One of America's most celebrated creations, the blues grew out of an African-American experience rife with poverty and oppression. Bluesman, the excellent and tragic graphic novel by writer Rob Vollmar and Spanish artist Pablo G. Callejo, vividly captures that passage from pain to redemptive beauty.
It tells the story of the fictional Lem Taylor and Ironwood Malcott, a pair of early 20th-century bluesmen wandering Arkansas' cornfields in search of backwoods juke joints, pliant women and their next meal. With the same haunting writing and earthy, woodcut-style drawing that gave depth to their Depression-era graphic novel Castaways, Vollmer and Callejo bring Lem and Ironwood's ragged journey and the music's dark joy wrenchingly to life (read an excerpt).
Lem, born to a God-fearing father, is torn between his art and his desire for a morally upright life. "You sing like an angel, play that guitar like the devil," says the beautiful temptress Tarene, the kept woman who belongs to the local white landlord's good-for-nothing son. Inevitably, Lem pays the price for his wayward choices. Falsely accused of murder, he flees a lynch mob and the law after being framed by the very man who once offered him the dream of a record deal.

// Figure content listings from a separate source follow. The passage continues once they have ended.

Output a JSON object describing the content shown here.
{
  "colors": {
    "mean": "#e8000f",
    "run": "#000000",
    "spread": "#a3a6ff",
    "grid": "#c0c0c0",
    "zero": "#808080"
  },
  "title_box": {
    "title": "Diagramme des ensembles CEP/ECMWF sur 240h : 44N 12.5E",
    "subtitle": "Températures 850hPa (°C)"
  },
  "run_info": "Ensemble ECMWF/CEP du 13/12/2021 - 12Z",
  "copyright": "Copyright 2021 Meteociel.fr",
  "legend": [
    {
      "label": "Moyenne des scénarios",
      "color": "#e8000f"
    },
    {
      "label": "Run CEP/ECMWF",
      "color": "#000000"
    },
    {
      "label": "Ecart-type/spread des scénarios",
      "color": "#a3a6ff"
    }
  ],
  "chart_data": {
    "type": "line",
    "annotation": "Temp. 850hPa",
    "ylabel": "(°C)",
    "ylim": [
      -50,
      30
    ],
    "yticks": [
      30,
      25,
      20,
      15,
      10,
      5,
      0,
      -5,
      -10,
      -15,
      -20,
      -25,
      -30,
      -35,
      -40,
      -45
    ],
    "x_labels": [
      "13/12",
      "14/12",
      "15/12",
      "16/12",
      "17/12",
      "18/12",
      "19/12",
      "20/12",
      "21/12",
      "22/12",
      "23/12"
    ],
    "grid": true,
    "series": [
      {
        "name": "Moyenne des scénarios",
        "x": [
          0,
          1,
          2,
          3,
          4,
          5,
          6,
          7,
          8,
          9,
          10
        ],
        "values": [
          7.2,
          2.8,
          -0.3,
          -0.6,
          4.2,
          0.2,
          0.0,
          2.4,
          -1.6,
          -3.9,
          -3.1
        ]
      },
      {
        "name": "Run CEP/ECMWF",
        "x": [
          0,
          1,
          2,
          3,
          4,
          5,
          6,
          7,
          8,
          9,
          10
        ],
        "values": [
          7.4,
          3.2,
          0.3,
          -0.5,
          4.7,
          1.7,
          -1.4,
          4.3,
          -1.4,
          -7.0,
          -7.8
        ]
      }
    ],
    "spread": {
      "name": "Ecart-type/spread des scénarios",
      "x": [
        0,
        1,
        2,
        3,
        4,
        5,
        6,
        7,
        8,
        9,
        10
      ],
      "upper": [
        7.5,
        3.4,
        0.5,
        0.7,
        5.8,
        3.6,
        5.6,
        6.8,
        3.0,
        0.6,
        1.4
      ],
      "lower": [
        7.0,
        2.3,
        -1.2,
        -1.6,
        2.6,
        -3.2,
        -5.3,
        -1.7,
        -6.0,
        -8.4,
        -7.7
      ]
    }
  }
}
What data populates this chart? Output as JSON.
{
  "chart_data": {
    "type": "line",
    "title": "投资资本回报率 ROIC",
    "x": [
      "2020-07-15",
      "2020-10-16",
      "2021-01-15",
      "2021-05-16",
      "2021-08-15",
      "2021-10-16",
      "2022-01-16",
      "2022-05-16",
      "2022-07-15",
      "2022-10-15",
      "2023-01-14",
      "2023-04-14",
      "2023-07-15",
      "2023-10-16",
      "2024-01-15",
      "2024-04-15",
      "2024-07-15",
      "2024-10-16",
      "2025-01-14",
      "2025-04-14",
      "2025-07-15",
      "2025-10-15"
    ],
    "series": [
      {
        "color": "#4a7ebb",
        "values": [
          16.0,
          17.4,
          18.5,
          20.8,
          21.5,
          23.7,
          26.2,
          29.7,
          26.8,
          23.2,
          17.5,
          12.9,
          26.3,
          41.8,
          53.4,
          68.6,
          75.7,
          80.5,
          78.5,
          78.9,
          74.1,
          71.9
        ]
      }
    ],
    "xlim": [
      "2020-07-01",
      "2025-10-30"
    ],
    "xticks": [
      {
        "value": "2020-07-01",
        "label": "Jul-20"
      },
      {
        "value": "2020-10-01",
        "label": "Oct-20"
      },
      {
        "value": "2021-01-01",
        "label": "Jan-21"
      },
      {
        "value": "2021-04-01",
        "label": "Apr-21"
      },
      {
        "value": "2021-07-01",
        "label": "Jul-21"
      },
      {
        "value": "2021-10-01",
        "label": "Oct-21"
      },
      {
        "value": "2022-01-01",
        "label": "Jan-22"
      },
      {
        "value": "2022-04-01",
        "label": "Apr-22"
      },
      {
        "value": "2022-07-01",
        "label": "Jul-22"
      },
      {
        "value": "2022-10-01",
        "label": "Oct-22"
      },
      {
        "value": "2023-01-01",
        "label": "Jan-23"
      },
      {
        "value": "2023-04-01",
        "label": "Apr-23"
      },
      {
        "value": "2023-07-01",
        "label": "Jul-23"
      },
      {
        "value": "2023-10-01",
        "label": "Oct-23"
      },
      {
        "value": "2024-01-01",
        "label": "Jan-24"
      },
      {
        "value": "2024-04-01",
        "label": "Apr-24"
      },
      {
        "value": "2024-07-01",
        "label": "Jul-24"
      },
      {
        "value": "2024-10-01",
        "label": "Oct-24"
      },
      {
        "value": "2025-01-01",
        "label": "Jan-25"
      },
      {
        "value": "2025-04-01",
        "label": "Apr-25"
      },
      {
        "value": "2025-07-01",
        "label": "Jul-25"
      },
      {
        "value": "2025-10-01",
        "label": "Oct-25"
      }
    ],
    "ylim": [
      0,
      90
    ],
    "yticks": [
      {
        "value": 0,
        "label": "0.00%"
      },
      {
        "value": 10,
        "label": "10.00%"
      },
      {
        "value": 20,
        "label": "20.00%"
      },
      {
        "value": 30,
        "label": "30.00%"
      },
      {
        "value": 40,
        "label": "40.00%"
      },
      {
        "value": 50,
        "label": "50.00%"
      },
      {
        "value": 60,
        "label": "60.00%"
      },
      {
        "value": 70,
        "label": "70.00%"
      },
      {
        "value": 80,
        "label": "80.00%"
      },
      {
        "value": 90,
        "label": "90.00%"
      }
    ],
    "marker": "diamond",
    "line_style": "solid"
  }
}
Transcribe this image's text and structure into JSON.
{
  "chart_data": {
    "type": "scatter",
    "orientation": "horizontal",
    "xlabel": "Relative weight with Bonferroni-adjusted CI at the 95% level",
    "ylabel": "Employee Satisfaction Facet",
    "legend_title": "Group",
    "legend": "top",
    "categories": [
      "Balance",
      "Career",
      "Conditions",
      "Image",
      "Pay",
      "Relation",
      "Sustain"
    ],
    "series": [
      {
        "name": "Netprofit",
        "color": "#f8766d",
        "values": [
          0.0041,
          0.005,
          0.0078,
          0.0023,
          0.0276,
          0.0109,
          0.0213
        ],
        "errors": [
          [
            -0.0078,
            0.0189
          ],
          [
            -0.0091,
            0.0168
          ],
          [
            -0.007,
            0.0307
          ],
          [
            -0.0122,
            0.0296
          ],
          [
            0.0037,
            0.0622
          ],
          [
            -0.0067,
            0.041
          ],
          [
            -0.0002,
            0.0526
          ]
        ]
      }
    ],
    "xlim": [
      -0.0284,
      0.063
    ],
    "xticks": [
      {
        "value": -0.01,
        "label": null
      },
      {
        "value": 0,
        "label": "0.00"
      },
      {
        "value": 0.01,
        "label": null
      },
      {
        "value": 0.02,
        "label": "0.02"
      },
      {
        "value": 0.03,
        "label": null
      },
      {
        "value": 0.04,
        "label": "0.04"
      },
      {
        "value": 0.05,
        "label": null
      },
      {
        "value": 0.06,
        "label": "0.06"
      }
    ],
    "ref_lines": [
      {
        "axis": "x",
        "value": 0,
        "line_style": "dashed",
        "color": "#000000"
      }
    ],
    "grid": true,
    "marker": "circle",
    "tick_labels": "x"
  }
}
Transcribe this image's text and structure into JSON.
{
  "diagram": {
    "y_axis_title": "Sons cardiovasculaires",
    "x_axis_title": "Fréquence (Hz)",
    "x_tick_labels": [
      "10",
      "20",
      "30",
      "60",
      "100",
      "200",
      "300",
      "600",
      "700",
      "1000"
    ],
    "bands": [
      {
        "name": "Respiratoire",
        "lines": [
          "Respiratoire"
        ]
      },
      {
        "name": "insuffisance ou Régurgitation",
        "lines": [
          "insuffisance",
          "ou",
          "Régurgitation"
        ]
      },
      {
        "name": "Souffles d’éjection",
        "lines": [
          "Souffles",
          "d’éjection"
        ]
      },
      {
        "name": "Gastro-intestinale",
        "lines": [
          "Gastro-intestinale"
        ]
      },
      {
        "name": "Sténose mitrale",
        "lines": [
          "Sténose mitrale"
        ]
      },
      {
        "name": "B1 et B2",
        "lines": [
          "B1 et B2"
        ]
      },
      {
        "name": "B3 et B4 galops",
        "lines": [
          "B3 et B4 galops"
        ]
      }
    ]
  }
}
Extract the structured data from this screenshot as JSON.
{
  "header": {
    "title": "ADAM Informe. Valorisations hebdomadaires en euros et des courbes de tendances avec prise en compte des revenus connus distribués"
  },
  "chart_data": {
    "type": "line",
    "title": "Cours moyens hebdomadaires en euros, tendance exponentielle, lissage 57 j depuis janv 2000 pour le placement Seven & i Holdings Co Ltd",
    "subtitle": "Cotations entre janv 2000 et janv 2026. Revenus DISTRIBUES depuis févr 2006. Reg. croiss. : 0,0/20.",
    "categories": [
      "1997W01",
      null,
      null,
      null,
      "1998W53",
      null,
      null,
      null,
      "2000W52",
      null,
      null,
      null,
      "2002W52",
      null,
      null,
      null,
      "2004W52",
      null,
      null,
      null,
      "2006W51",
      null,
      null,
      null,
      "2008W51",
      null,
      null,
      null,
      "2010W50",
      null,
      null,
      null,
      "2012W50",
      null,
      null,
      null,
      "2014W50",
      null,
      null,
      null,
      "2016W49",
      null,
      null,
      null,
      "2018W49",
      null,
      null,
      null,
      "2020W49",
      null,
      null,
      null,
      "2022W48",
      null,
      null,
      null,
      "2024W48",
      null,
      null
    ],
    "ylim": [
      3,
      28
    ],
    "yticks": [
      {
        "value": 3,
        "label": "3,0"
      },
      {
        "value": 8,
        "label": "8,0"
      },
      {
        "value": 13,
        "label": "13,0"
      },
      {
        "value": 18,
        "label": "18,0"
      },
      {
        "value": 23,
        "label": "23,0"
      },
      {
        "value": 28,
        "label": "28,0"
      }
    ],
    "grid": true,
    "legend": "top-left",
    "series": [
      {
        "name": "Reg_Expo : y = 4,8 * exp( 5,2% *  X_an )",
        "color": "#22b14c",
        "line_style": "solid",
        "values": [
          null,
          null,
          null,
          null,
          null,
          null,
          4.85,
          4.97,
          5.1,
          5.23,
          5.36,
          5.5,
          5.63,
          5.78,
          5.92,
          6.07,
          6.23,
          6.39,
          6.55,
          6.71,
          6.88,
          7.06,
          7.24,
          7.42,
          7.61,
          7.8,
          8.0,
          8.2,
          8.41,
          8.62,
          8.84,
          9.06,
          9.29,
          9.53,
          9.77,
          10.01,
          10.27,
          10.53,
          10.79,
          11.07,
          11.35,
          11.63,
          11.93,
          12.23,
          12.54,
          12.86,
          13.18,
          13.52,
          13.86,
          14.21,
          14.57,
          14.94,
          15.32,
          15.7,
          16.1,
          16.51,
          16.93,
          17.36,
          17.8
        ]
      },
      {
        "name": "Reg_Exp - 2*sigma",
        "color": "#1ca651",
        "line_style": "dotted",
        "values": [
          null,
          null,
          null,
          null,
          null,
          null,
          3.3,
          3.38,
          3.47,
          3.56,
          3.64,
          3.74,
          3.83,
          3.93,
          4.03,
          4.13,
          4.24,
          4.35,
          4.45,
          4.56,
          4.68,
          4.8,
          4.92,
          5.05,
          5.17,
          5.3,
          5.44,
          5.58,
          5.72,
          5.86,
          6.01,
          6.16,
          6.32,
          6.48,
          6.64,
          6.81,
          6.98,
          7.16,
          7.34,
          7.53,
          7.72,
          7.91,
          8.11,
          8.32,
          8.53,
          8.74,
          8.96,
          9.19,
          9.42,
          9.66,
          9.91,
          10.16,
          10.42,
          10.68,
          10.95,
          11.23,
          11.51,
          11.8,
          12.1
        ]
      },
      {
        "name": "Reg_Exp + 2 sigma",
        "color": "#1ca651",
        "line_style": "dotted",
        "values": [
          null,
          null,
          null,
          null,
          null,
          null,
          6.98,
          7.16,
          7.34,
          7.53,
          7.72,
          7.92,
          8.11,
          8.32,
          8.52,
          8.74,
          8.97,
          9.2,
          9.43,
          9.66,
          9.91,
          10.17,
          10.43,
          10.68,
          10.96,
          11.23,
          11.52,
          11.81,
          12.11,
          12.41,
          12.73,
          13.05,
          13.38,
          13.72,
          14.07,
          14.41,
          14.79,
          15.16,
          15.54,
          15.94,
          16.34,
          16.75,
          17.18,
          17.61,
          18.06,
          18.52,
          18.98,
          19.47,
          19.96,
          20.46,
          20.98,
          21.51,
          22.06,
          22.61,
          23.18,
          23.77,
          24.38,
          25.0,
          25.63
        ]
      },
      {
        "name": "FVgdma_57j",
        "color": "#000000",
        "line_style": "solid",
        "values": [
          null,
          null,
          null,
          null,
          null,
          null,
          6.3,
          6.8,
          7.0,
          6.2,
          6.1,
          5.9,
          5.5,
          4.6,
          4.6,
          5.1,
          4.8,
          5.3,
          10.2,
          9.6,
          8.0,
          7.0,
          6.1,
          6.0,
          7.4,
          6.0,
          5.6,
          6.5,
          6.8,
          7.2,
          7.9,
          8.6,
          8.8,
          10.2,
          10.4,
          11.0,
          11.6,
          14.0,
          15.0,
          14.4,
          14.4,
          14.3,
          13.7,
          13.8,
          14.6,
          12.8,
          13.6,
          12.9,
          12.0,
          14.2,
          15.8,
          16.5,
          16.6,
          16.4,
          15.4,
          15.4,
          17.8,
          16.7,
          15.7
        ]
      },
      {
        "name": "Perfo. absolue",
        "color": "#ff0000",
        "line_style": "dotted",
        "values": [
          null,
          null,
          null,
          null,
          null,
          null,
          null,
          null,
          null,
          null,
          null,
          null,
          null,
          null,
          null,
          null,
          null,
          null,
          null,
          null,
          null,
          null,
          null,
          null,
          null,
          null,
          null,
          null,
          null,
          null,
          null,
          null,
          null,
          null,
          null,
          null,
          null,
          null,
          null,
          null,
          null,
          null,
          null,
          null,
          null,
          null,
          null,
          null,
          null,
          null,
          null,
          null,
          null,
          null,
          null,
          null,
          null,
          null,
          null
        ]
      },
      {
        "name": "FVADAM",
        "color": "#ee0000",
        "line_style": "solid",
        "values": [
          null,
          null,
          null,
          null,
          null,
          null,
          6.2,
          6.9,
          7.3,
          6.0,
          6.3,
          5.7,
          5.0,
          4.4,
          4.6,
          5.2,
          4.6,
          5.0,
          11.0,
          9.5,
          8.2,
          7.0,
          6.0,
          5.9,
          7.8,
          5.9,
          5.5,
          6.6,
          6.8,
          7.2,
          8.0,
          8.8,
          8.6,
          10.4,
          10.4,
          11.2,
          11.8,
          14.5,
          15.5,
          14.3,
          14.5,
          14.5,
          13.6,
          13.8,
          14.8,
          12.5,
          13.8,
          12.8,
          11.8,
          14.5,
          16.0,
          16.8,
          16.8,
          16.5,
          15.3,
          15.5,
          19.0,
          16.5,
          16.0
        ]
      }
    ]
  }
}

This is a blunt and upsetting book that uses racial epithets and unflinching scenes of violence and death to illuminate a brutal time in our history. But Lem's trying journey is one of spiritual renewal, too. With almost biblical resonance, his struggle leads to the redemption of both his art and his soul. Bluesman, in the end, is a cathartic ghost story. Is there a better description of the blues?